Галина Погожева. ВАКАНСИЯ ПОЭТА
По случаю первого снега и выхода в свет нового сборника Александра Радашкевича
Утро первого дня нового года в Париже началось снегом. Воровато, с оглядкой, как проникший без билета, он довольно быстро освоился и повалил хлопьями, оседая на химерах съёжившегося собора, на стеклах изредко проползавших по белой улице машин, на наклеенных серебряных ресницах неописуемого травести в чем-то черно-розовом, еще вчерашнем. И возникло ощущение, что в этом городе есть место под снегом и поэту, и его поэзии. И, как всегда от снега, предчувствие чего-то нового. Мимолетные и обманчивые оба.
Новая книжка Александра Радашкевича, присланная из Петербурга /хотя и называется «Последний снег»/, как будто предвосхищала такой вот день, а может быть и год. Сколько дней уже держались в душе эти стихотворения и медленно опускались, как снежные хлопья. К чему повторять, о чем думет русский поэт в Париже, когда идет снег. А когда его нет, он все равно думает о снеге, и поэтому опять о России. Автор хрестоматийных стихов /которых нет еще в хрестоматиях/, всей своей жизнью заполнявший невидимую анкету : «не был», «не был», «не состоял», «не имею», он помечает свои стихотворения трагическими пунктами скоро уж столетней давности русского исхода : Париж, Богемия, Турция - на этой идущей откатом волне, как будто может дышать только там, где еще едва живы эти тени. Шаг за шагом неосознанно идя по следам тех отступающих в вечность солдат, обещавших вернуться стихами в Россию. Где, по слухам, первый поэт теперь некий Псой, а по другому «рейтингу» - Шиш.

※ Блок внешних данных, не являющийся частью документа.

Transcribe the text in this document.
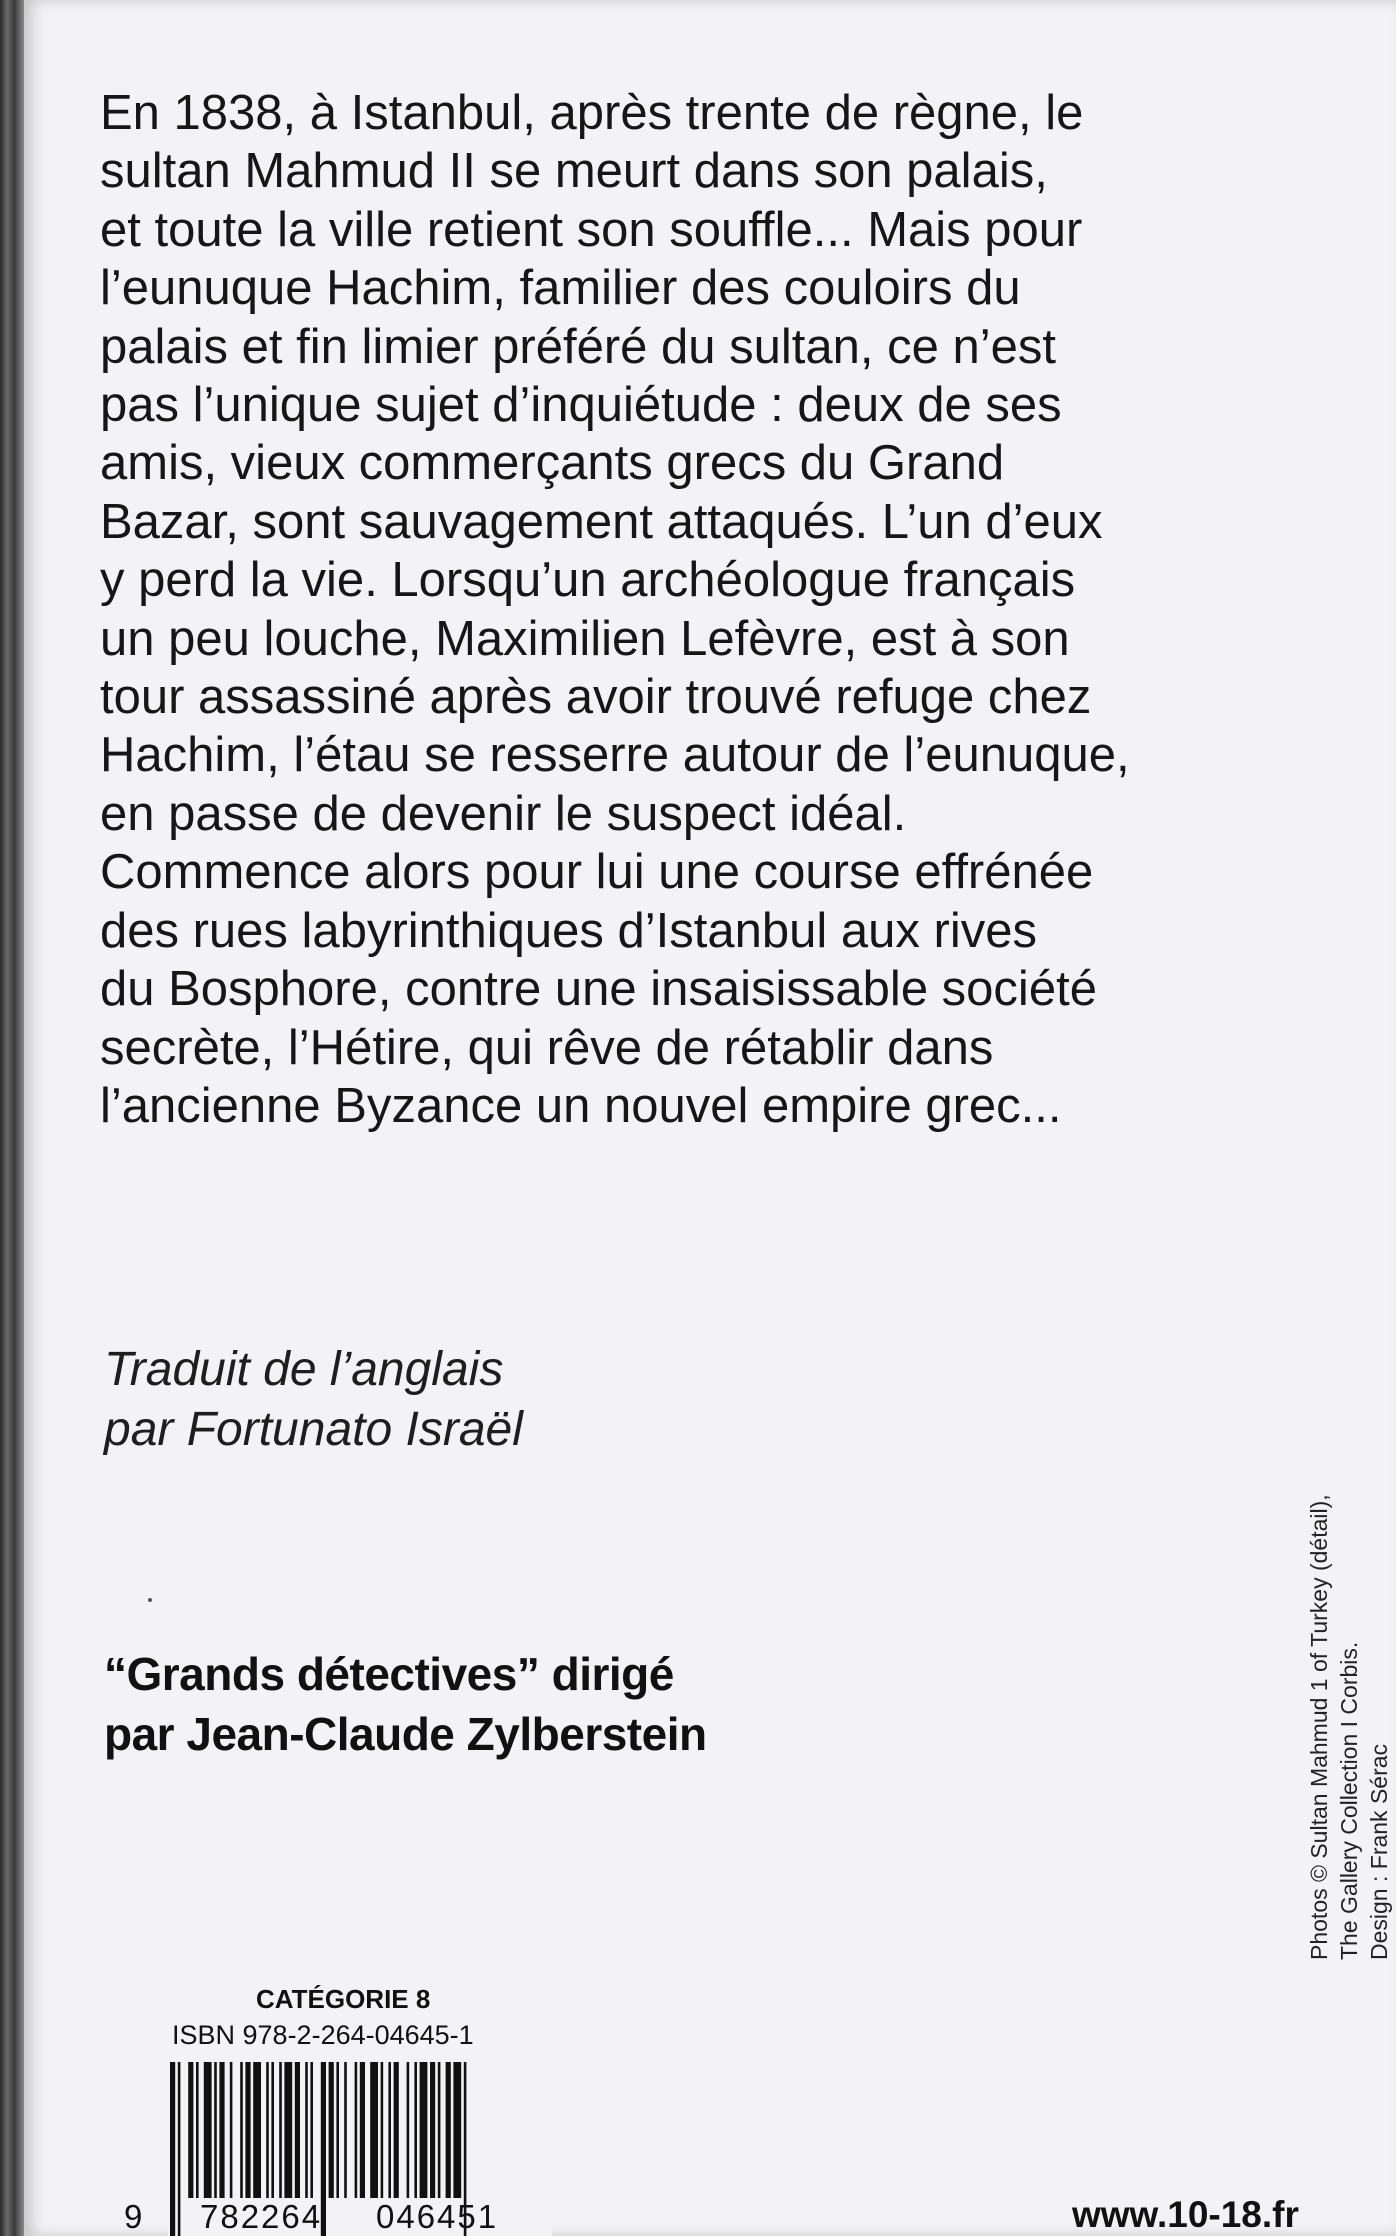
En 1838, à Istanbul, après trente de règne, le
sultan Mahmud II se meurt dans son palais,
et toute la ville retient son souffle... Mais pour
l’eunuque Hachim, familier des couloirs du
palais et fin limier préféré du sultan, ce n’est
pas l’unique sujet d’inquiétude : deux de ses
amis, vieux commerçants grecs du Grand
Bazar, sont sauvagement attaqués. L’un d’eux
y perd la vie. Lorsqu’un archéologue français
un peu louche, Maximilien Lefèvre, est à son
tour assassiné après avoir trouvé refuge chez
Hachim, l’étau se resserre autour de l’eunuque,
en passe de devenir le suspect idéal.
Commence alors pour lui une course effrénée
des rues labyrinthiques d’Istanbul aux rives
du Bosphore, contre une insaisissable société
secrète, l’Hétire, qui rêve de rétablir dans
l’ancienne Byzance un nouvel empire grec...
Traduit de l’anglais
par Fortunato Israël
“Grands détectives” dirigé
par Jean-Claude Zylberstein
CATÉGORIE 8
ISBN 978-2-264-04645-1
9 782264 046451	www.10-18.fr
Photos © Sultan Mahmud 1 of Turkey (détail), The Gallery Collection I Corbis. Design : Frank Sérac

Именно в Париже как раз понимаешь, из какого сора - на фоне каких мелких и тошнотворных будней рвались к высоте строители готических соборов, одухотворенные голодающие Вийон и Рембо, непризнанные мансардные художники в посмертных ореолах из сбивающих со счета сотбисовских нулей...На какой жесткой, шершавой основе покоятся их неподходяще жизнерадостные краски, стихи, музыка.
Утро. В парижской мансарде, грешный,
я брился, слушая бодрый концерт «Il piacere».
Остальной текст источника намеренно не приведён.